In den Verhandlungen wird die frühere Troika aus EU-Kommission, EZB und Internationalem Währungsfonds (IWF) laut griechischen Medien durch einen Vertreter des Euro-Rettungsfonds (ESM) verstärkt - und damit zum Quartett. Aus dem ESM soll der größte Teil der neuen Milliardenhilfen für Athen fließen. Griechenland ist mit mehr als 300 Milliarden Euro verschuldet und hat die EU-weit höchste Staatsschuldenquote, auch wenn diese zuletzt etwas gesunken ist.
Um die neuen Hilfen zu akquirieren, musste das griechische Parlament in Vorleistung gehen: Am frühen Donnerstagmorgen billigte es das zweite Reformpaket binnen einer Woche, wobei die Regierungsmehrheit auch diesmal verfehlt wurde. Von den 300 Abgeordneten stimmten 230 mit "Ja", im Regierungslager gab es 36 Abweichler. Bei einer Abstimmung über Änderungen im Steuer- und Rentensystem vor einer Woche waren es 39 gewesen. Beide Male profitierte die Koalition von Ministerpräsident Alexis Tsipras aus der Linksbewegung Syriza und den Rechtspopulisten (Anel) von entscheidenden Stimmen der Opposition.
Die beschlossenen Änderungen im Justizwesen zielen vor allem auf beschleunigte Gerichtsverfahren und neue Regeln für Immobilienbesitzer. So sollen Kreditnehmer künftig ihre Wohnungen verlieren können, wenn sie mit Rückzahlungen an die Banken in Verzug geraten. Das neue Bankengesetz wiederum soll Spareinlagen bis 100 000 Euro absichern. Wer mehr Geld auf dem Konto hat, soll wie Aktionäre auch an den Kosten zur Sanierung maroder Banken beteiligt werden.
Besonders der linke Syriza-Flügel empfindet die Reformen als Vertrauensbruch und spricht offen von einer möglichen Rückkehr zur Drachme. Fast die gesamte griechische Presse sah Syriza am Donnerstag kurz vor einer Spaltung. Experten halten es für sehr gut möglich, dass Tsipras wegen der parteiinternen Querelen Neuwahlen ausruft, sobald das dritte Hilfspaket unter Dach und Fach ist - und somit das Volk über seinen Kurs abstimmen lässt. Auch ein Sonderparteitag zur Klärung des Syriza-Richtungsstreits scheint denkbar.

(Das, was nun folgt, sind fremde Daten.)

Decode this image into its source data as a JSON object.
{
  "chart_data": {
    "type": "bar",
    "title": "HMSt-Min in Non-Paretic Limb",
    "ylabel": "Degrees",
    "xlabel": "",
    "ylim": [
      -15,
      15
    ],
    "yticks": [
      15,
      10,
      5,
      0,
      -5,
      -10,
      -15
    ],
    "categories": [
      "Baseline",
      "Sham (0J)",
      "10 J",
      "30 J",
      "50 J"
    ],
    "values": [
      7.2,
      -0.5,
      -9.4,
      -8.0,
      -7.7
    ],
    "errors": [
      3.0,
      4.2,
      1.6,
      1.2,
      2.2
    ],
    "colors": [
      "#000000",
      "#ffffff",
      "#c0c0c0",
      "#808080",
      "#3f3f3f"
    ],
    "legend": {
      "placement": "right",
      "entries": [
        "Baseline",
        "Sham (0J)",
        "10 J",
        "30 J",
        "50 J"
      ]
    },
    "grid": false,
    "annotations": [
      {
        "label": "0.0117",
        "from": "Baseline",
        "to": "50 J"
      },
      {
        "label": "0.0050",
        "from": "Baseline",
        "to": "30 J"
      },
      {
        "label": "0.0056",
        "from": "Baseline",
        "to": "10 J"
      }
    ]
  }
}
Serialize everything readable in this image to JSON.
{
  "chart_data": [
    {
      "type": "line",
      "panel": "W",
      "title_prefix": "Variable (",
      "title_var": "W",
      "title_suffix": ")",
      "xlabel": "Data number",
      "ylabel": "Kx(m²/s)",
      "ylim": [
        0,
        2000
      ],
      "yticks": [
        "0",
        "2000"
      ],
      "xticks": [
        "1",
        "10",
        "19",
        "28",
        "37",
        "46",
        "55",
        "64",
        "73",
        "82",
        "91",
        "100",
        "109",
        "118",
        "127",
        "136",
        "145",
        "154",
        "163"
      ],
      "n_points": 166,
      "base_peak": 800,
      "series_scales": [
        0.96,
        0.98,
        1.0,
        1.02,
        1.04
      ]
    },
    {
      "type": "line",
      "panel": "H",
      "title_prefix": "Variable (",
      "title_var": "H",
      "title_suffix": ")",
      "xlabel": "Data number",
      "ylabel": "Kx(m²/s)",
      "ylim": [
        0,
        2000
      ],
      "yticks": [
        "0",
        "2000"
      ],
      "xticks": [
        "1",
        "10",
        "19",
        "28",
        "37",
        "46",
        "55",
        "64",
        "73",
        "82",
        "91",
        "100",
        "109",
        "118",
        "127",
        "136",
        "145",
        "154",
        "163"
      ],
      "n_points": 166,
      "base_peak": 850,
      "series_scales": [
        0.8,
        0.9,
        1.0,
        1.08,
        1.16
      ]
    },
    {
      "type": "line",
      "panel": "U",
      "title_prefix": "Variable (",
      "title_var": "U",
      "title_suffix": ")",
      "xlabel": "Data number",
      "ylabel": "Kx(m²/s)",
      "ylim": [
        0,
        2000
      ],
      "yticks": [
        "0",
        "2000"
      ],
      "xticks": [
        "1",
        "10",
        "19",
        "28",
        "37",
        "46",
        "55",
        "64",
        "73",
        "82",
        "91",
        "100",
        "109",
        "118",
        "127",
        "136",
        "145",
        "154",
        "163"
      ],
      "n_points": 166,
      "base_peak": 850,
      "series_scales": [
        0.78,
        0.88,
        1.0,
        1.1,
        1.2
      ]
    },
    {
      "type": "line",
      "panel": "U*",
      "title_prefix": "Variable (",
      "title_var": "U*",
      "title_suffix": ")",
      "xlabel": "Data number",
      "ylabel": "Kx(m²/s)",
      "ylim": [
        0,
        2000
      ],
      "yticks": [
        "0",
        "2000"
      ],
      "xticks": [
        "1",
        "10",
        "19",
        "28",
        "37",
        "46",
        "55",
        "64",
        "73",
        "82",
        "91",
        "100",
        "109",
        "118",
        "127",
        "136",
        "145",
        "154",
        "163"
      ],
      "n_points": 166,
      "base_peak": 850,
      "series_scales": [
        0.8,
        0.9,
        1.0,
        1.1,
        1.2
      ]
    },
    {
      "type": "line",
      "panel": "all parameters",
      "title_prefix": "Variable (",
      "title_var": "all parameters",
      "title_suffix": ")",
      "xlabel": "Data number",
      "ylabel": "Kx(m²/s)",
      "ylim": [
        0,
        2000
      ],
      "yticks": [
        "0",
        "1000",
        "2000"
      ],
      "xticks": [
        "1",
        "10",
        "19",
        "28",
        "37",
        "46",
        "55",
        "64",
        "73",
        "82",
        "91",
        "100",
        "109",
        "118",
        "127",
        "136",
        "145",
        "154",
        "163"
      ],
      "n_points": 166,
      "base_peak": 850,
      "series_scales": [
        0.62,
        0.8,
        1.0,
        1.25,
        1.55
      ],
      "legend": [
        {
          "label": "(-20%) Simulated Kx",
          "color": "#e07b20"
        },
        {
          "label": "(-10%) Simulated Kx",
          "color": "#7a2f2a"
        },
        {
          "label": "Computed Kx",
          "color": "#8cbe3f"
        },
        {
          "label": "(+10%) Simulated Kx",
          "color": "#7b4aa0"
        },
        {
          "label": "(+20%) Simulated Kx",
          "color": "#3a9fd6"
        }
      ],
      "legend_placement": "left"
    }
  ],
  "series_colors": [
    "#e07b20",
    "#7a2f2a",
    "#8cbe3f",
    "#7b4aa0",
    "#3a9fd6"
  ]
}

Der vor kurzem zurückgetretene griechische Finanzminister Gianis Varoufakis geht weiter mit den Gläubigern hart ins Gericht. "Selbst wenn Gott und seine Engel auf die Erde herabkämen und die griechische Regierung übernähmen, sie könnten das Reformprogramm nicht erfolgreich umsetzen", sagte Varoufakis "Focus Online". Die verlangten Einsparungen und Gesetzesänderungen gingen völlig an der volkswirtschaftlichen Realität in dem akut pleitebedrohten Land vorbei.